= 2004 Isle of Anglesey County Council election =

2004 Welsh local government election

Results of the 2004 Isle of Anglesey County Council election

The 2004 Isle of Anglesey County Council election took place on Thursday 10 June 2004 to elect members of the Isle of Anglesey County Council in Wales. This was the same day as other United Kingdom local elections. The next full council election was on 1 May 2008.

==Election result==
Forty county councillors were elected from forty electoral wards. Fourteen seats had no election because there were no opposing candidates.

Prior to the election the county council had been governed for 15 months by a coalition led by Plaid Cymru's Bob Parry. After the 2004 election Plaid Cymru became the official opposition with 8 councillors. There were 28 councillors not affiliated to any political party, comprising ten declared Independents and eighteen who gave no description.

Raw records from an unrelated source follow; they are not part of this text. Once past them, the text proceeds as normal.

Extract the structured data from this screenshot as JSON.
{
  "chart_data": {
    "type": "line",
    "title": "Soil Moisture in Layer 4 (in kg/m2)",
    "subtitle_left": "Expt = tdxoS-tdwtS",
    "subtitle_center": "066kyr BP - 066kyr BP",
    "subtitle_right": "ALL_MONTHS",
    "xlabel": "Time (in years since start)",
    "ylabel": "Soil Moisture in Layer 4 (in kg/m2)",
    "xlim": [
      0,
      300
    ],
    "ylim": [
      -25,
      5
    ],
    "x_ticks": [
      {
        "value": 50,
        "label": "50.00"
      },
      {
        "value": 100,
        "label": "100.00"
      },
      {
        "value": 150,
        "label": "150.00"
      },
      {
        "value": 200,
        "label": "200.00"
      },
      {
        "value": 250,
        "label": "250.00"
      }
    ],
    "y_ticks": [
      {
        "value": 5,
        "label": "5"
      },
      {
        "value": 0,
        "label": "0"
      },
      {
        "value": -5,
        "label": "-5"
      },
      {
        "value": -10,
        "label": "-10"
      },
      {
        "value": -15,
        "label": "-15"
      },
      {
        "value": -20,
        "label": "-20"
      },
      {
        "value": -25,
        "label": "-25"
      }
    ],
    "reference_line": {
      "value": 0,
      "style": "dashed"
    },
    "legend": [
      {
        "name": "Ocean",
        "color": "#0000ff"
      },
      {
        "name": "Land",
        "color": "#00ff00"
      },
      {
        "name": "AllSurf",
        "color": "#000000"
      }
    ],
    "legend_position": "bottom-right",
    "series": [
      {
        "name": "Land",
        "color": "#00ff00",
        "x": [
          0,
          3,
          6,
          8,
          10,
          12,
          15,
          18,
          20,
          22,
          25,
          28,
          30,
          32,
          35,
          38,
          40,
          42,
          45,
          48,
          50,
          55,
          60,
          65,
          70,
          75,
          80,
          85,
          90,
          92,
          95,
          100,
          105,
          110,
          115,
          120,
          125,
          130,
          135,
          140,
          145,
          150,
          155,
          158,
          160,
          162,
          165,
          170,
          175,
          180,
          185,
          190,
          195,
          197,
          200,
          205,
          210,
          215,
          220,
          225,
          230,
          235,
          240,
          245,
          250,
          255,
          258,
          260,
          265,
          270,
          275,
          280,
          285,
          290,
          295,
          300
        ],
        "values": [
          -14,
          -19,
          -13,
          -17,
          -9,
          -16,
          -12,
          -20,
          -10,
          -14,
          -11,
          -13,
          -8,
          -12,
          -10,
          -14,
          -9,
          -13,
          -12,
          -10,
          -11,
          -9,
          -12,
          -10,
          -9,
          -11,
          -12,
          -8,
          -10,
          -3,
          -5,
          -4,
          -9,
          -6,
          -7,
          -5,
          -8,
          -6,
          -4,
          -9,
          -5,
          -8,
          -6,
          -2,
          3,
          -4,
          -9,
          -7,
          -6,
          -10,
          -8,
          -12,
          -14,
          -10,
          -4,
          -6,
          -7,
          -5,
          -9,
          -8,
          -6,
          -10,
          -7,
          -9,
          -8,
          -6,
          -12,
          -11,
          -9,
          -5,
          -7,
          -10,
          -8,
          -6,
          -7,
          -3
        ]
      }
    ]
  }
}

Isle of Anglesey Council Election 2004
| Party |  | Seats | Gains | Losses | Net gain/loss | Seats % | Votes % | Votes | +/− |
|---|---|---|---|---|---|---|---|---|---|
|  | Independent | 28 |  |  |  | 70.0 |  |  |  |
|  | Plaid Cymru | 8 |  |  |  | 20.0 |  |  |  |
|  | Conservative | 2 |  |  |  | 5.0 |  |  |  |
|  | Labour | 1 |  |  |  | 2.5 |  |  |  |
|  | Liberal Democrats | 1 |  |  |  | 2.5 |  |  |  |

==Events prior to 2008 election==
The Plaid Cymru councillor for the Llanfihangel Ysgeifiog ward, Hughie Noel Thomas, resigned from the party group in October 2006. He was jailed for nine months on 6 November 2006 (and disqualified from being a county councillor) for falsifying Post Office records. He had been sub-postmaster in the village of Gaerwen. Independent councillor Eric Jones was elected at a by-election in 2007.